TBI	Traumatic Brain Injury
BBB	Blood–brain barrier
TSP-1	Thrombospondin-1
GCS	Glasgow Coma Scale
CT	Computed Tomography
CHI	Closed Head Injury
AUC	Area Under the Curve
IL1-β	Interleukin-1 beta
TNF-α	Tumor Necrosis Factor alpha
VEGF	Vascular Endothelial Growth Factor
CCL2	Monocyte Chemoattractant Protein-1
NLRP3	NOD-like receptor family, pyrin domain containing 3

Author Contributions

Conceptualization, J.E. and A.B.L.-R.; methodology, J.E., V.F.-A., I.V., and C.D.-P.; formal analysis, I.V. and A.B.L.-R.; investigation, C.D.-P., I.V., M.A.-R., E.M.-C., J.R.d.C., M.T.-L., A.P., and E.F.-Y.; resources, J.E., B.J.H.-G., Á.G.-R., and J.M.; data curation, A.B.L.-R., Á.G.-R., and M.J.C.; writing—original draft preparation, J.E., C.D.-P., and I.V.; writing—review and editing, A.B.L.-R., M.J.C., J.M., and B.J.H.-G.; visualization, C.D.-P., E.M.-C., and I.V.; supervision, J.E., J.M., and Á.G.-R.; project administration, J.E.; funding acquisition, J.E. All authors have read and agreed to the published version of the manuscript.

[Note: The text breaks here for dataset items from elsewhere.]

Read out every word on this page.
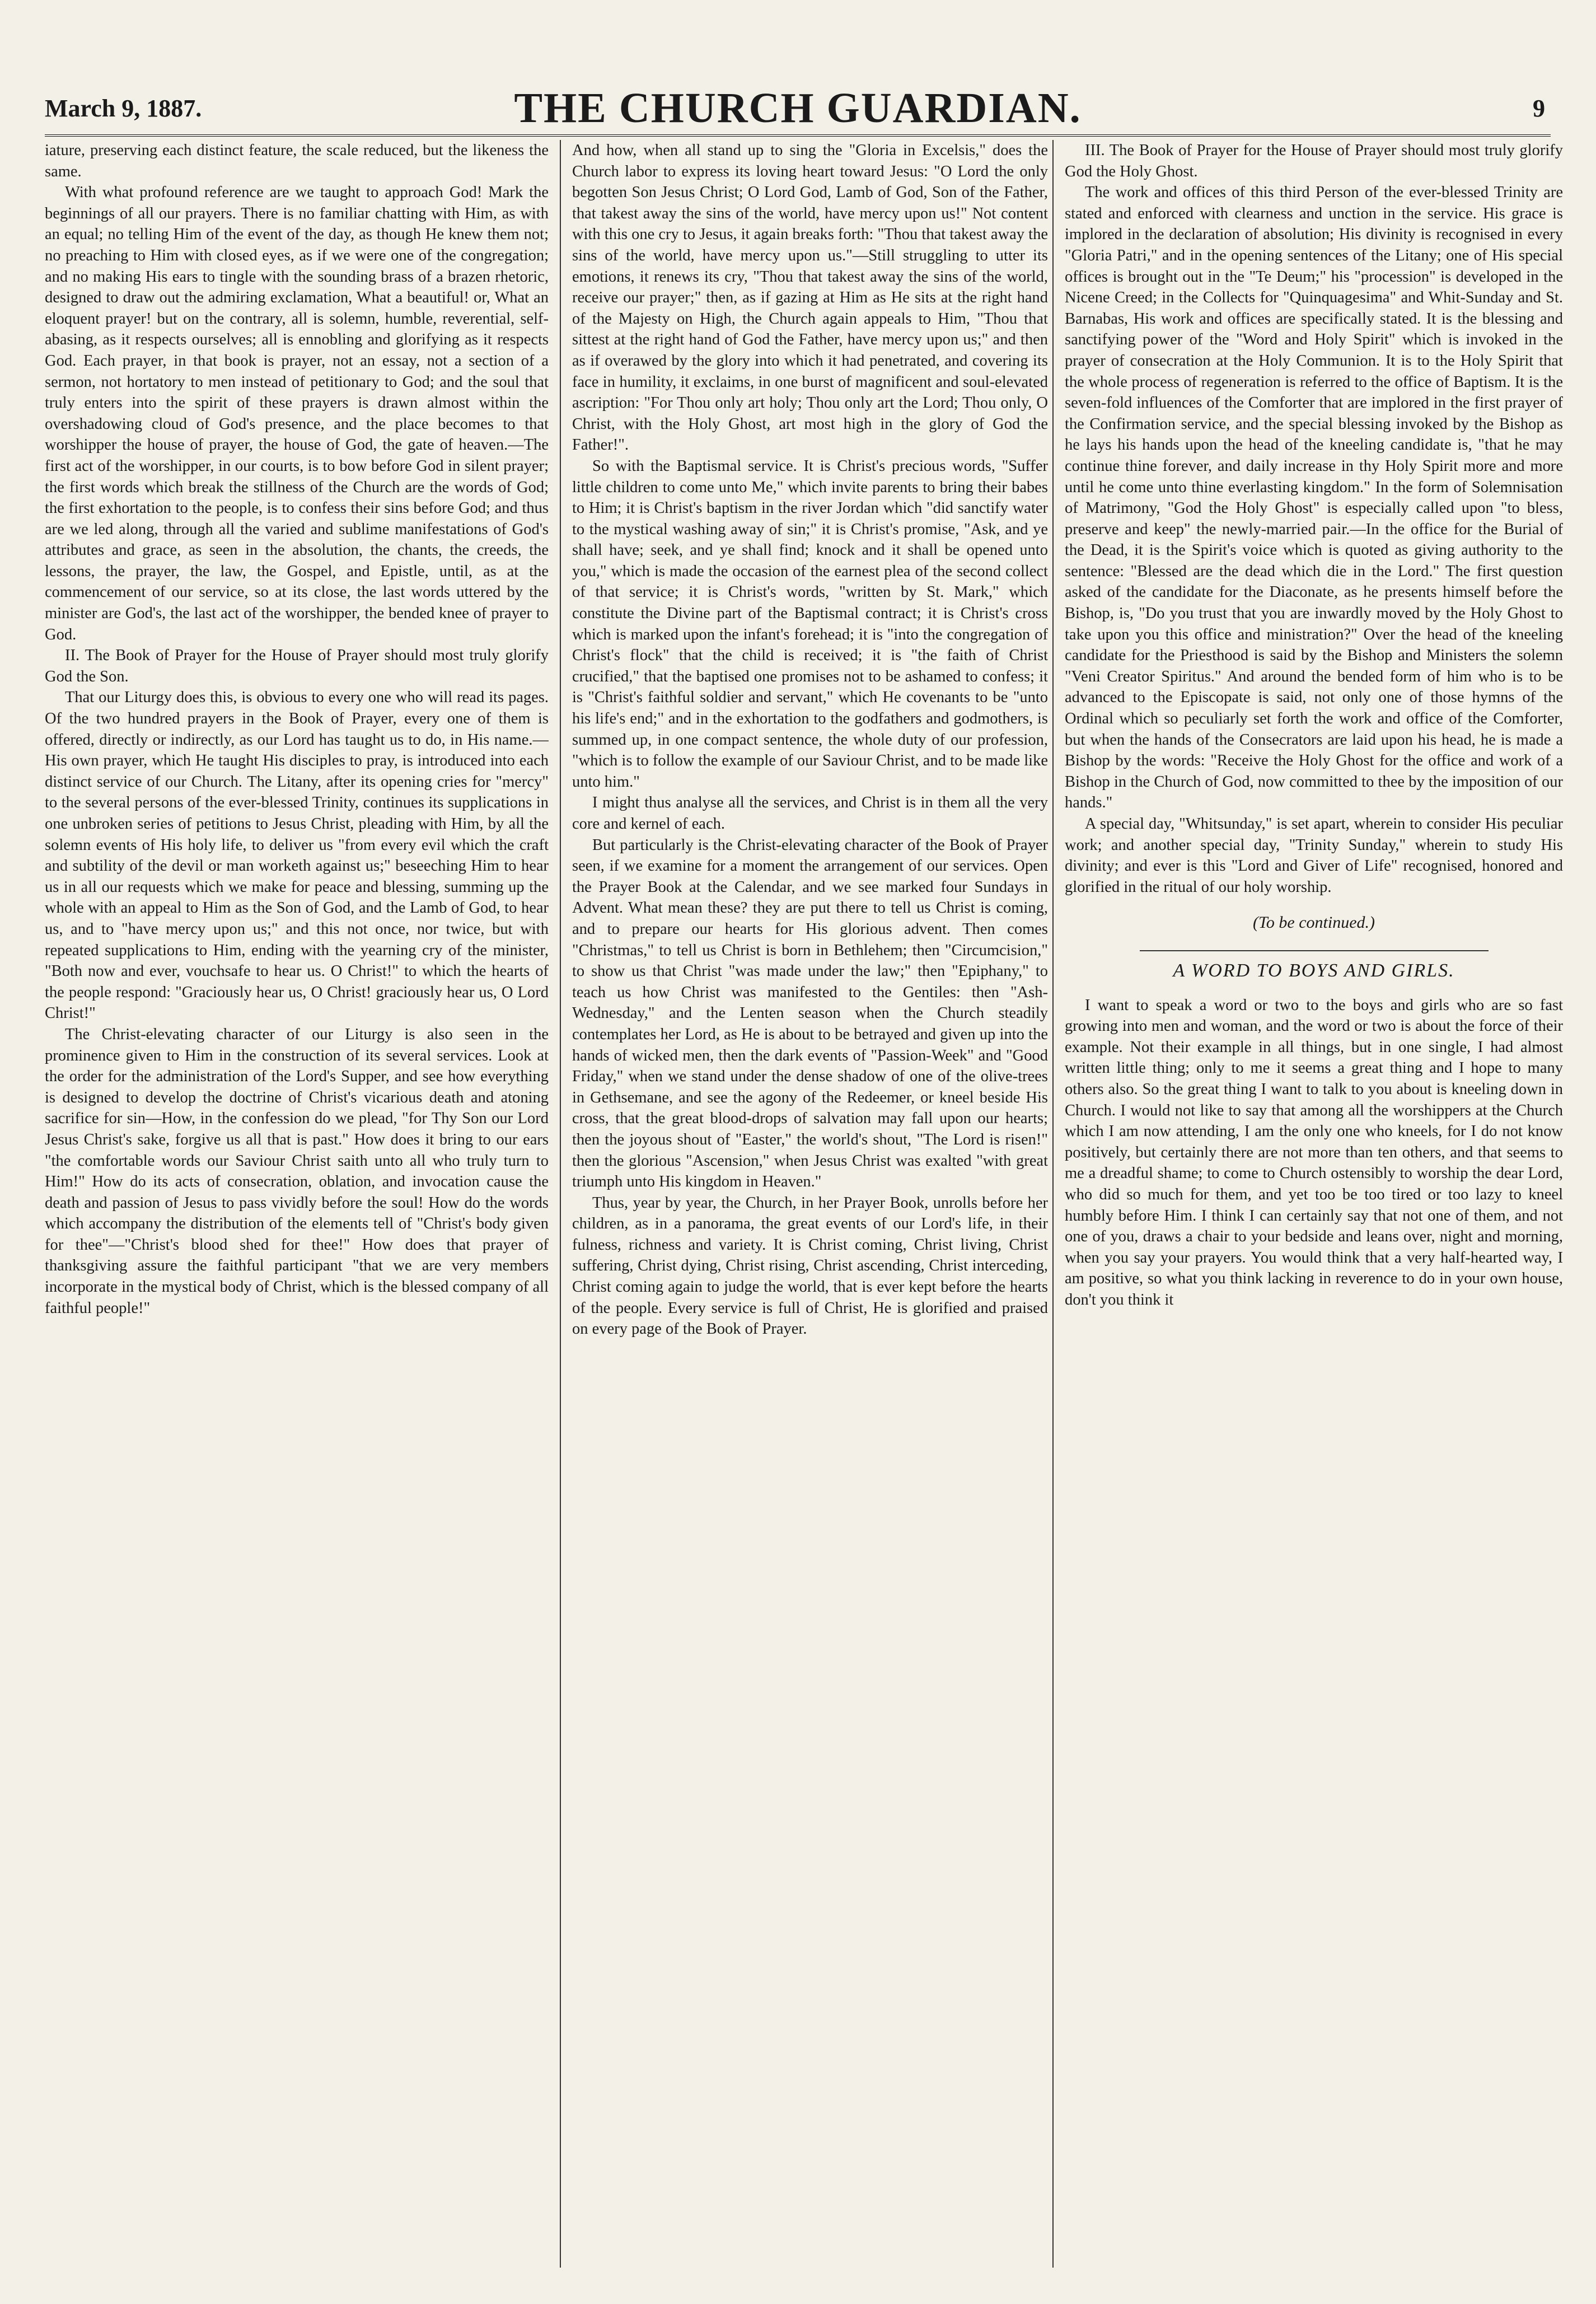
March 9, 1887.	THE CHURCH GUARDIAN.	9

iature, preserving each distinct feature, the scale reduced, but the likeness the same.

With what profound reference are we taught to approach God! Mark the beginnings of all our prayers. There is no familiar chatting with Him, as with an equal; no telling Him of the event of the day, as though He knew them not; no preaching to Him with closed eyes, as if we were one of the congregation; and no making His ears to tingle with the sounding brass of a brazen rhetoric, designed to draw out the admiring exclamation, What a beautiful! or, What an eloquent prayer! but on the contrary, all is solemn, humble, reverential, self-abasing, as it respects ourselves; all is ennobling and glorifying as it respects God. Each prayer, in that book is prayer, not an essay, not a section of a sermon, not hortatory to men instead of petitionary to God; and the soul that truly enters into the spirit of these prayers is drawn almost within the overshadowing cloud of God's presence, and the place becomes to that worshipper the house of prayer, the house of God, the gate of heaven.—The first act of the worshipper, in our courts, is to bow before God in silent prayer; the first words which break the stillness of the Church are the words of God; the first exhortation to the people, is to confess their sins before God; and thus are we led along, through all the varied and sublime manifestations of God's attributes and grace, as seen in the absolution, the chants, the creeds, the lessons, the prayer, the law, the Gospel, and Epistle, until, as at the commencement of our service, so at its close, the last words uttered by the minister are God's, the last act of the worshipper, the bended knee of prayer to God.

II. The Book of Prayer for the House of Prayer should most truly glorify God the Son.

That our Liturgy does this, is obvious to every one who will read its pages. Of the two hundred prayers in the Book of Prayer, every one of them is offered, directly or indirectly, as our Lord has taught us to do, in His name.—His own prayer, which He taught His disciples to pray, is introduced into each distinct service of our Church. The Litany, after its opening cries for "mercy" to the several persons of the ever-blessed Trinity, continues its supplications in one unbroken series of petitions to Jesus Christ, pleading with Him, by all the solemn events of His holy life, to deliver us "from every evil which the craft and subtility of the devil or man worketh against us;" beseeching Him to hear us in all our requests which we make for peace and blessing, summing up the whole with an appeal to Him as the Son of God, and the Lamb of God, to hear us, and to "have mercy upon us;" and this not once, nor twice, but with repeated supplications to Him, ending with the yearning cry of the minister, "Both now and ever, vouchsafe to hear us. O Christ!" to which the hearts of the people respond: "Graciously hear us, O Christ! graciously hear us, O Lord Christ!"

The Christ-elevating character of our Liturgy is also seen in the prominence given to Him in the construction of its several services. Look at the order for the administration of the Lord's Supper, and see how everything is designed to develop the doctrine of Christ's vicarious death and atoning sacrifice for sin—How, in the confession do we plead, "for Thy Son our Lord Jesus Christ's sake, forgive us all that is past." How does it bring to our ears "the comfortable words our Saviour Christ saith unto all who truly turn to Him!" How do its acts of consecration, oblation, and invocation cause the death and passion of Jesus to pass vividly before the soul! How do the words which accompany the distribution of the elements tell of "Christ's body given for thee"—"Christ's blood shed for thee!" How does that prayer of thanksgiving assure the faithful participant "that we are very members incorporate in the mystical body of Christ, which is the blessed company of all faithful people!"

And how, when all stand up to sing the "Gloria in Excelsis," does the Church labor to express its loving heart toward Jesus: "O Lord the only begotten Son Jesus Christ; O Lord God, Lamb of God, Son of the Father, that takest away the sins of the world, have mercy upon us!" Not content with this one cry to Jesus, it again breaks forth: "Thou that takest away the sins of the world, have mercy upon us."—Still struggling to utter its emotions, it renews its cry, "Thou that takest away the sins of the world, receive our prayer;" then, as if gazing at Him as He sits at the right hand of the Majesty on High, the Church again appeals to Him, "Thou that sittest at the right hand of God the Father, have mercy upon us;" and then as if overawed by the glory into which it had penetrated, and covering its face in humility, it exclaims, in one burst of magnificent and soul-elevated ascription: "For Thou only art holy; Thou only art the Lord; Thou only, O Christ, with the Holy Ghost, art most high in the glory of God the Father!".

So with the Baptismal service. It is Christ's precious words, "Suffer little children to come unto Me," which invite parents to bring their babes to Him; it is Christ's baptism in the river Jordan which "did sanctify water to the mystical washing away of sin;" it is Christ's promise, "Ask, and ye shall have; seek, and ye shall find; knock and it shall be opened unto you," which is made the occasion of the earnest plea of the second collect of that service; it is Christ's words, "written by St. Mark," which constitute the Divine part of the Baptismal contract; it is Christ's cross which is marked upon the infant's forehead; it is "into the congregation of Christ's flock" that the child is received; it is "the faith of Christ crucified," that the baptised one promises not to be ashamed to confess; it is "Christ's faithful soldier and servant," which He covenants to be "unto his life's end;" and in the exhortation to the godfathers and godmothers, is summed up, in one compact sentence, the whole duty of our profession, "which is to follow the example of our Saviour Christ, and to be made like unto him."

I might thus analyse all the services, and Christ is in them all the very core and kernel of each.

But particularly is the Christ-elevating character of the Book of Prayer seen, if we examine for a moment the arrangement of our services. Open the Prayer Book at the Calendar, and we see marked four Sundays in Advent. What mean these? they are put there to tell us Christ is coming, and to prepare our hearts for His glorious advent. Then comes "Christmas," to tell us Christ is born in Bethlehem; then "Circumcision," to show us that Christ "was made under the law;" then "Epiphany," to teach us how Christ was manifested to the Gentiles: then "Ash-Wednesday," and the Lenten season when the Church steadily contemplates her Lord, as He is about to be betrayed and given up into the hands of wicked men, then the dark events of "Passion-Week" and "Good Friday," when we stand under the dense shadow of one of the olive-trees in Gethsemane, and see the agony of the Redeemer, or kneel beside His cross, that the great blood-drops of salvation may fall upon our hearts; then the joyous shout of "Easter," the world's shout, "The Lord is risen!" then the glorious "Ascension," when Jesus Christ was exalted "with great triumph unto His kingdom in Heaven."

Thus, year by year, the Church, in her Prayer Book, unrolls before her children, as in a panorama, the great events of our Lord's life, in their fulness, richness and variety. It is Christ coming, Christ living, Christ suffering, Christ dying, Christ rising, Christ ascending, Christ interceding, Christ coming again to judge the world, that is ever kept before the hearts of the people. Every service is full of Christ, He is glorified and praised on every page of the Book of Prayer.

III. The Book of Prayer for the House of Prayer should most truly glorify God the Holy Ghost.

The work and offices of this third Person of the ever-blessed Trinity are stated and enforced with clearness and unction in the service. His grace is implored in the declaration of absolution; His divinity is recognised in every "Gloria Patri," and in the opening sentences of the Litany; one of His special offices is brought out in the "Te Deum;" his "procession" is developed in the Nicene Creed; in the Collects for "Quinquagesima" and Whit-Sunday and St. Barnabas, His work and offices are specifically stated. It is the blessing and sanctifying power of the "Word and Holy Spirit" which is invoked in the prayer of consecration at the Holy Communion. It is to the Holy Spirit that the whole process of regeneration is referred to the office of Baptism. It is the seven-fold influences of the Comforter that are implored in the first prayer of the Confirmation service, and the special blessing invoked by the Bishop as he lays his hands upon the head of the kneeling candidate is, "that he may continue thine forever, and daily increase in thy Holy Spirit more and more until he come unto thine everlasting kingdom." In the form of Solemnisation of Matrimony, "God the Holy Ghost" is especially called upon "to bless, preserve and keep" the newly-married pair.—In the office for the Burial of the Dead, it is the Spirit's voice which is quoted as giving authority to the sentence: "Blessed are the dead which die in the Lord." The first question asked of the candidate for the Diaconate, as he presents himself before the Bishop, is, "Do you trust that you are inwardly moved by the Holy Ghost to take upon you this office and ministration?" Over the head of the kneeling candidate for the Priesthood is said by the Bishop and Ministers the solemn "Veni Creator Spiritus." And around the bended form of him who is to be advanced to the Episcopate is said, not only one of those hymns of the Ordinal which so peculiarly set forth the work and office of the Comforter, but when the hands of the Consecrators are laid upon his head, he is made a Bishop by the words: "Receive the Holy Ghost for the office and work of a Bishop in the Church of God, now committed to thee by the imposition of our hands."

A special day, "Whitsunday," is set apart, wherein to consider His peculiar work; and another special day, "Trinity Sunday," wherein to study His divinity; and ever is this "Lord and Giver of Life" recognised, honored and glorified in the ritual of our holy worship.

(To be continued.)

A WORD TO BOYS AND GIRLS.

I want to speak a word or two to the boys and girls who are so fast growing into men and woman, and the word or two is about the force of their example. Not their example in all things, but in one single, I had almost written little thing; only to me it seems a great thing and I hope to many others also. So the great thing I want to talk to you about is kneeling down in Church. I would not like to say that among all the worshippers at the Church which I am now attending, I am the only one who kneels, for I do not know positively, but certainly there are not more than ten others, and that seems to me a dreadful shame; to come to Church ostensibly to worship the dear Lord, who did so much for them, and yet too be too tired or too lazy to kneel humbly before Him. I think I can certainly say that not one of them, and not one of you, draws a chair to your bedside and leans over, night and morning, when you say your prayers. You would think that a very half-hearted way, I am positive, so what you think lacking in reverence to do in your own house, don't you think it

Institutional Review Board Statement

This study was conducted in accordance with the Declaration of Helsinki and approved by the Ethics Committee of La Paz University Hospital (approval code: PI-2153, dated 2 March 2016) and by the Ethics Committee of the Hospital Vall d’Hebron (approval codes PR(AG)195/2012, dated 3 July 2012 and PR(CS)27/2019, dated 25 January 2019). The animal study protocol was approved by the Ethics Committee for the Care and Use of Animals in Research (approval code: PROEX 109/18, date on 11 May 2018).

Informed Consent Statement

Informed consent was obtained from all subjects involved in this study.

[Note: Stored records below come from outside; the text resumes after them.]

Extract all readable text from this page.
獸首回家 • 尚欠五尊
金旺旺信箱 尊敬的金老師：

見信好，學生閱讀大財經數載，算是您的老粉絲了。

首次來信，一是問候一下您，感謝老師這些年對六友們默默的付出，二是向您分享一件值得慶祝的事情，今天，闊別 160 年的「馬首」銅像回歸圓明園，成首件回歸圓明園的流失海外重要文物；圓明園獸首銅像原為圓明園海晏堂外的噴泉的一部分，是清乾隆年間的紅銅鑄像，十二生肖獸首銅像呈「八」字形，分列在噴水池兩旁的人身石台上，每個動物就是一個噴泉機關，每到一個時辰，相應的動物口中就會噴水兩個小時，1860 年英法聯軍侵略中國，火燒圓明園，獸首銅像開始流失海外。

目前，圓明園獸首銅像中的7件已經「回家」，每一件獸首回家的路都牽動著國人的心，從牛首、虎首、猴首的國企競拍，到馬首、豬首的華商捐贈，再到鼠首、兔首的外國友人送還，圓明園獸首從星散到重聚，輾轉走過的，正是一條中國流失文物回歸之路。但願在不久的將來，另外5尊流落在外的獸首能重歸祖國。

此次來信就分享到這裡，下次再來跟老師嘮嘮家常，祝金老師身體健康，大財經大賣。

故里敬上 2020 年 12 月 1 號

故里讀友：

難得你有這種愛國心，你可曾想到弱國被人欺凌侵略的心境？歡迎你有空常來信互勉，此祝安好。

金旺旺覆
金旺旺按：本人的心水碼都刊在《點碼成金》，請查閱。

Data Availability Statement

The original contributions presented in this study are included in the article. Further inquiries can be directed to the corresponding author(s). However, individual patient data protected by confidentiality and ethical regulations will not be shared.

Conflicts of Interest

The authors declare no conflicts of interest.

Funding Statement

This research was funded by grants from the Fundación Mutua Madrileña and Fondo de Investigaciones Sanitarias (FIS) (ISCIII/FEDER) (PI19/00082 and PI22/00362), from the Ministerio de Ciencia, Innovación y Universidades (CNS2023-145023, RED2022-134511-T) to J.E., by the Instituto de Salud Carlos III via Sara Borrell postdoctoral contract to I.V. (CD22/00101), and via a PFIS contract (FI23/00135) to M.A-R.